To address this multifaceted crisis, comprehensive and integrated responses are essential. Effective strategies include enforcing strict water-level regulations, employing advanced dust-suppression methods such as establishing saline crusts or promoting vegetation growth on exposed playas, and significantly increasing resources for community health interventions. A comprehensive outline of approaches to solutions is detailed in the Great Salt Lake Basin Integrated Plan. Completed in late 2024, the plan synthesizes information and data across the watershed related to water quantity and quality, water use, water demand, and water diversions. With the objective to ensure an ongoing and resilient water supply within the Great Salt Lake Basin, the integrated plan collaboratively explores conservation options and assess the costs and benefits of meeting different water resource related goals (Utah DWR, n.d.). To the benefit of the lake, there are thousands of individuals who care and actively engage in spreading awareness, conducting research, or volunteering for conservation efforts. It is not an issue that has gone unnoticed, but it is an issue that demands more attention and action.

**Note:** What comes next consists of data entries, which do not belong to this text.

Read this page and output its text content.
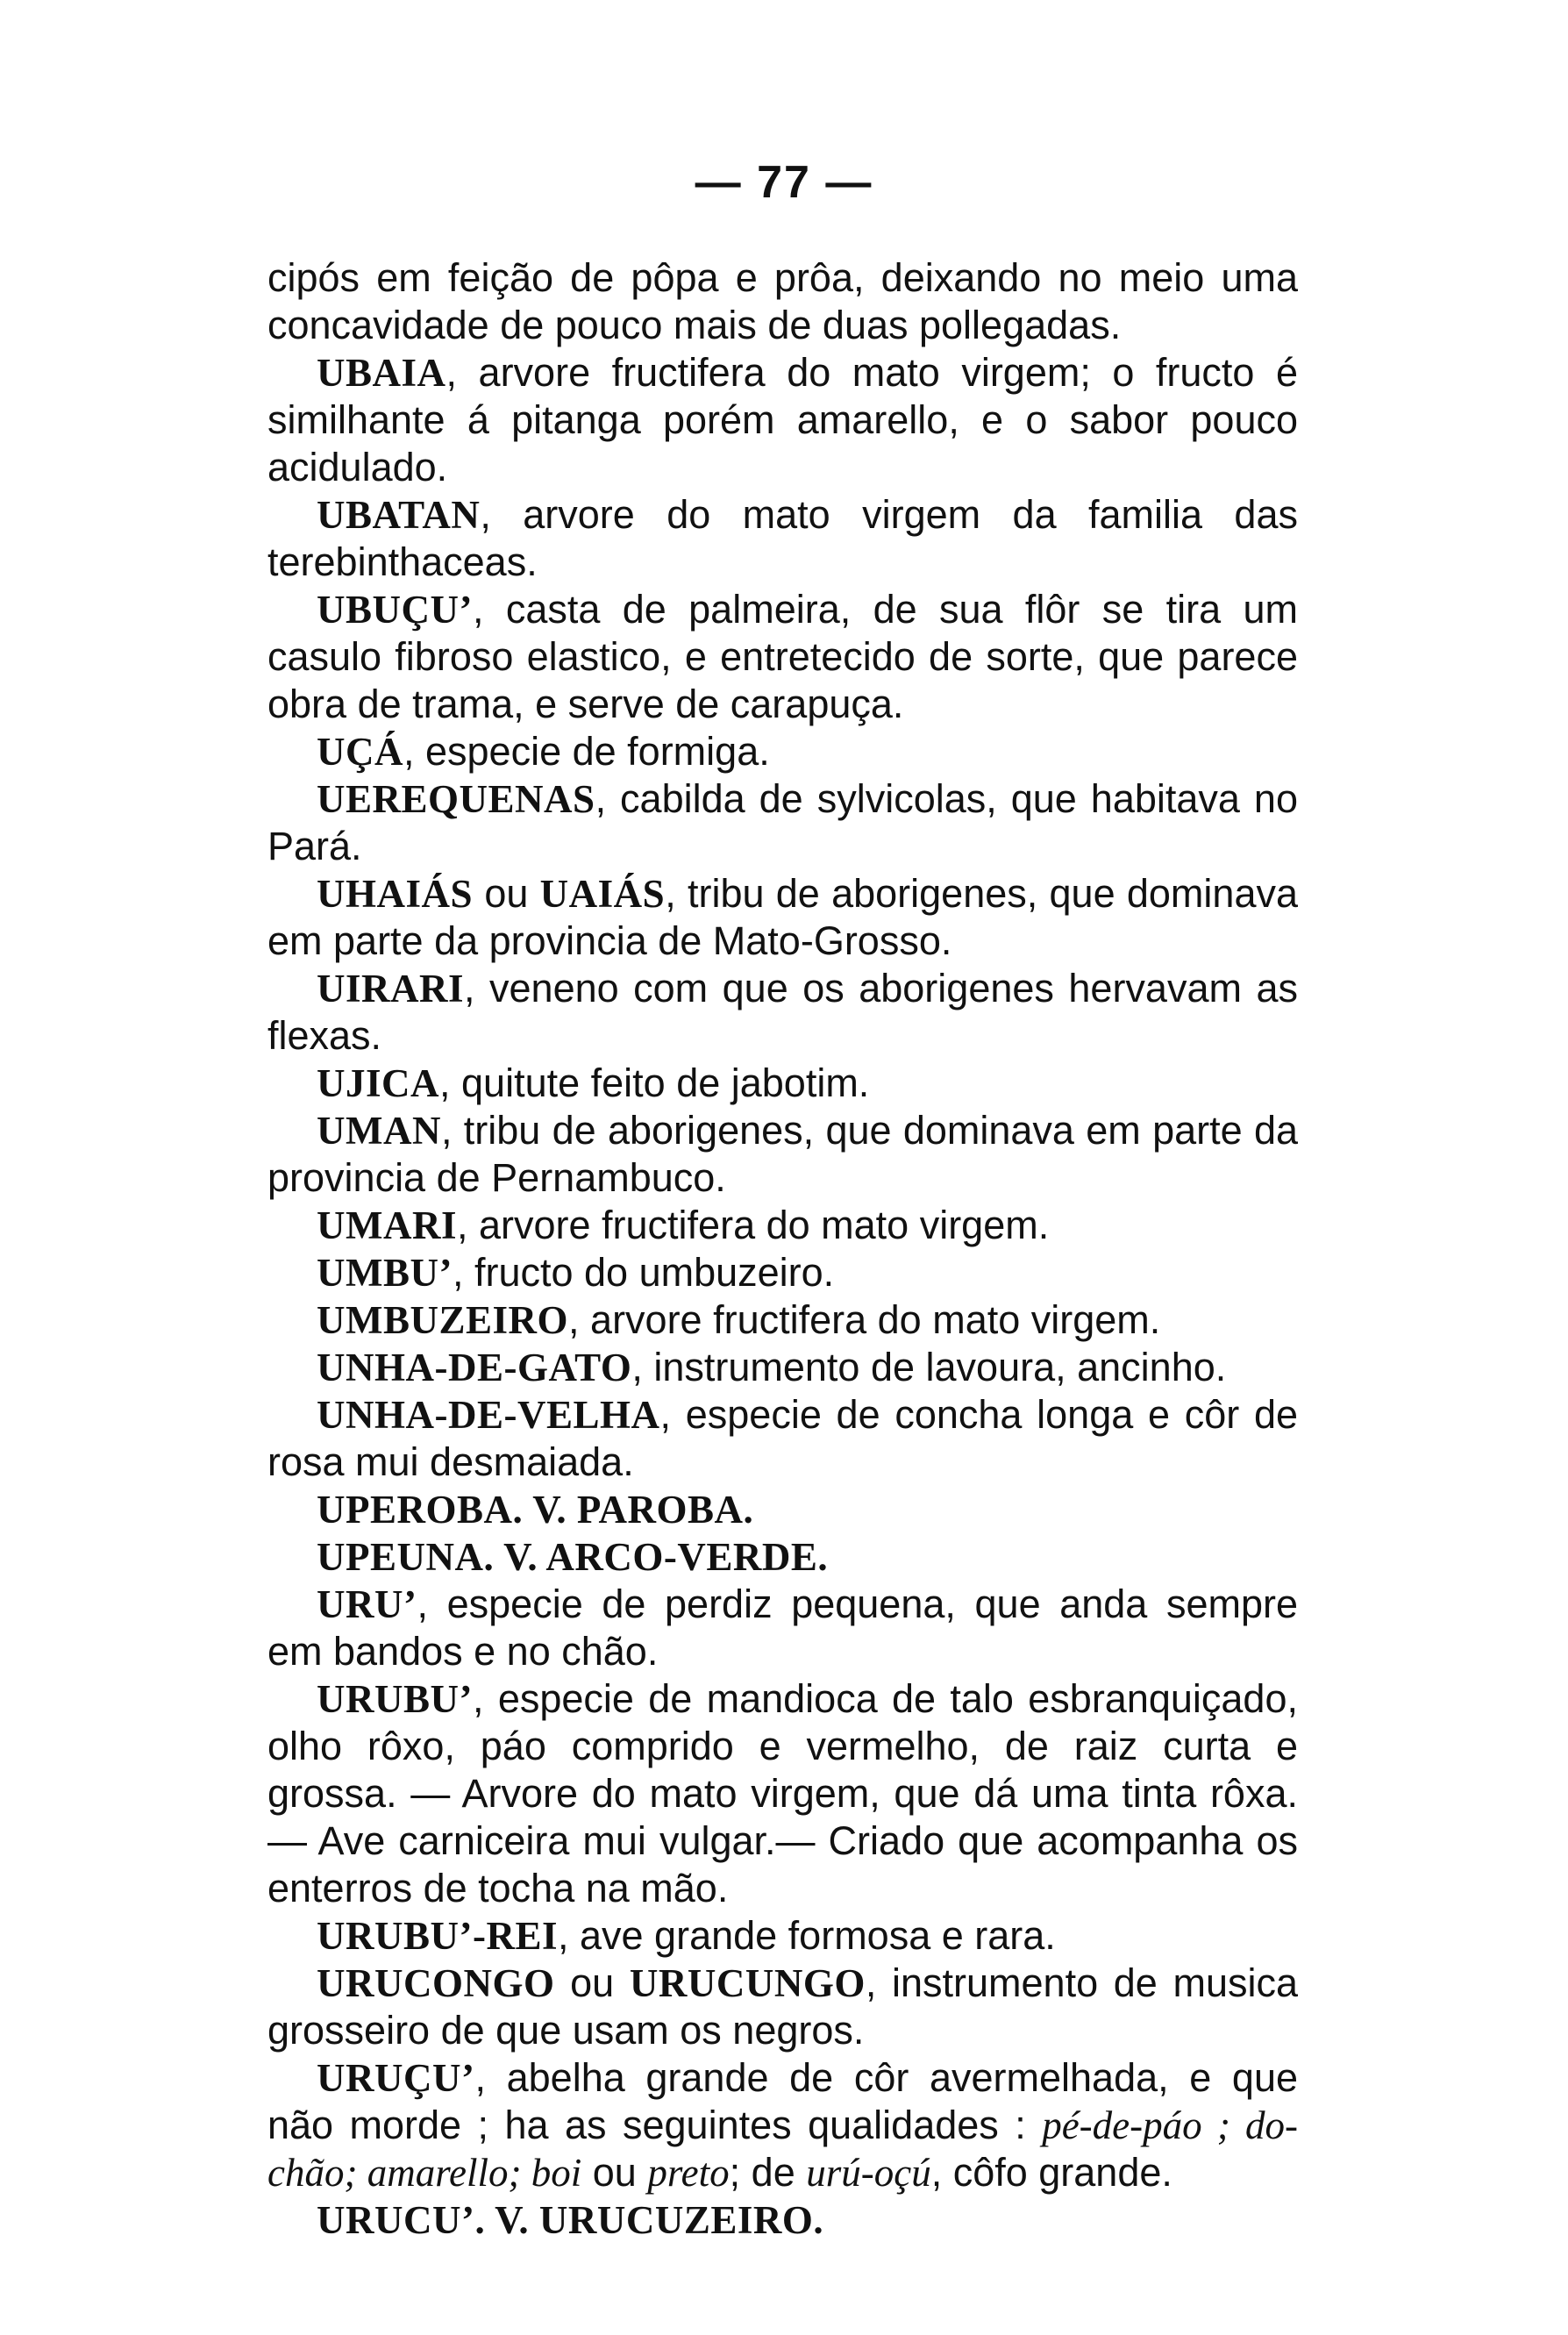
— 77 —

cipós em feição de pôpa e prôa, deixando no meio uma concavidade de pouco mais de duas pollegadas.

UBAIA, arvore fructifera do mato virgem; o fructo é similhante á pitanga porém amarello, e o sabor pouco acidulado.

UBATAN, arvore do mato virgem da familia das terebinthaceas.

UBUÇU’, casta de palmeira, de sua flôr se tira um casulo fibroso elastico, e entretecido de sorte, que parece obra de trama, e serve de carapuça.

UÇÁ, especie de formiga.

UEREQUENAS, cabilda de sylvicolas, que habitava no Pará.

UHAIÁS ou UAIÁS, tribu de aborigenes, que dominava em parte da provincia de Mato-Grosso.

UIRARI, veneno com que os aborigenes hervavam as flexas.

UJICA, quitute feito de jabotim.

UMAN, tribu de aborigenes, que dominava em parte da provincia de Pernambuco.

UMARI, arvore fructifera do mato virgem.

UMBU’, fructo do umbuzeiro.

UMBUZEIRO, arvore fructifera do mato virgem.

UNHA-DE-GATO, instrumento de lavoura, ancinho.

UNHA-DE-VELHA, especie de concha longa e côr de rosa mui desmaiada.

UPEROBA. V. PAROBA.

UPEUNA. V. ARCO-VERDE.

URU’, especie de perdiz pequena, que anda sempre em bandos e no chão.

URUBU’, especie de mandioca de talo esbranquiçado, olho rôxo, páo comprido e vermelho, de raiz curta e grossa. — Arvore do mato virgem, que dá uma tinta rôxa.— Ave carniceira mui vulgar.— Criado que acompanha os enterros de tocha na mão.

URUBU’-REI, ave grande formosa e rara.

URUCONGO ou URUCUNGO, instrumento de musica grosseiro de que usam os negros.

URUÇU’, abelha grande de côr avermelhada, e que não morde ; ha as seguintes qualidades : pé-de-páo ; do-chão; amarello; boi ou preto; de urú-oçú, côfo grande.

URUCU’. V. URUCUZEIRO.
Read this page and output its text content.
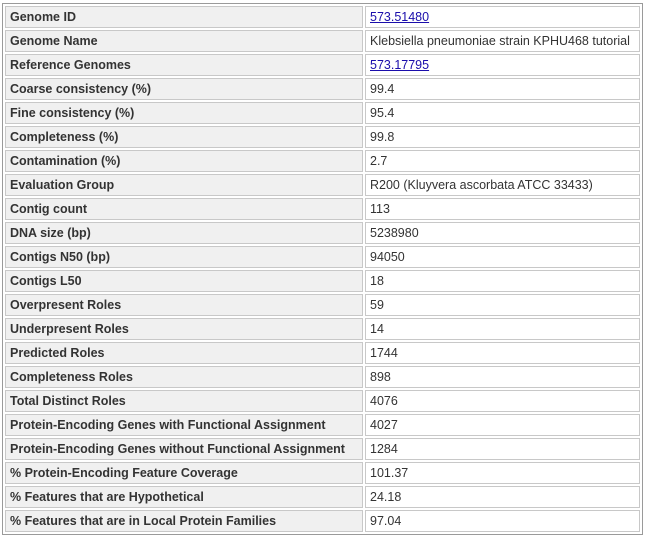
Genome ID	573.51480
Genome Name	Klebsiella pneumoniae strain KPHU468 tutorial
Reference Genomes	573.17795
Coarse consistency (%)	99.4
Fine consistency (%)	95.4
Completeness (%)	99.8
Contamination (%)	2.7
Evaluation Group	R200 (Kluyvera ascorbata ATCC 33433)
Contig count	113
DNA size (bp)	5238980
Contigs N50 (bp)	94050
Contigs L50	18
Overpresent Roles	59
Underpresent Roles	14
Predicted Roles	1744
Completeness Roles	898
Total Distinct Roles	4076
Protein-Encoding Genes with Functional Assignment	4027
Protein-Encoding Genes without Functional Assignment	1284
% Protein-Encoding Feature Coverage	101.37
% Features that are Hypothetical	24.18
% Features that are in Local Protein Families	97.04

Restoring Great Salt Lake and protecting its surrounding communities is not merely an ecological imperative but a profound moral responsibility. Successful action in Utah could provide a global model, aiding efforts in other environmentally vulnerable areas. Conversely, continued inaction risks irreversible ecological and social consequences, challenging our collective capacity to act responsibly and sustainably. The Dust Bowl from nearly a century ago disproportionately affected minorities unable to adapt and protect themselves, but it was not just an issue for the marginalized. The Dust Bowl had profound negative effects on millions of people and consequences that followed for years, and even lifetimes afterwards. A similar fate awaits residents of Great Salt Lake Valley and beyond if marathon-level effort isn’t made in the name of rehabilitation and conservation for Great Salt Lake. Ultimately, the fate of the Great Salt Lake is a test of our commitment to justice and environmental stewardship. As one local advocate succinctly stated, “If we save the lake, we save ourselves” (Abbott et al., 2023).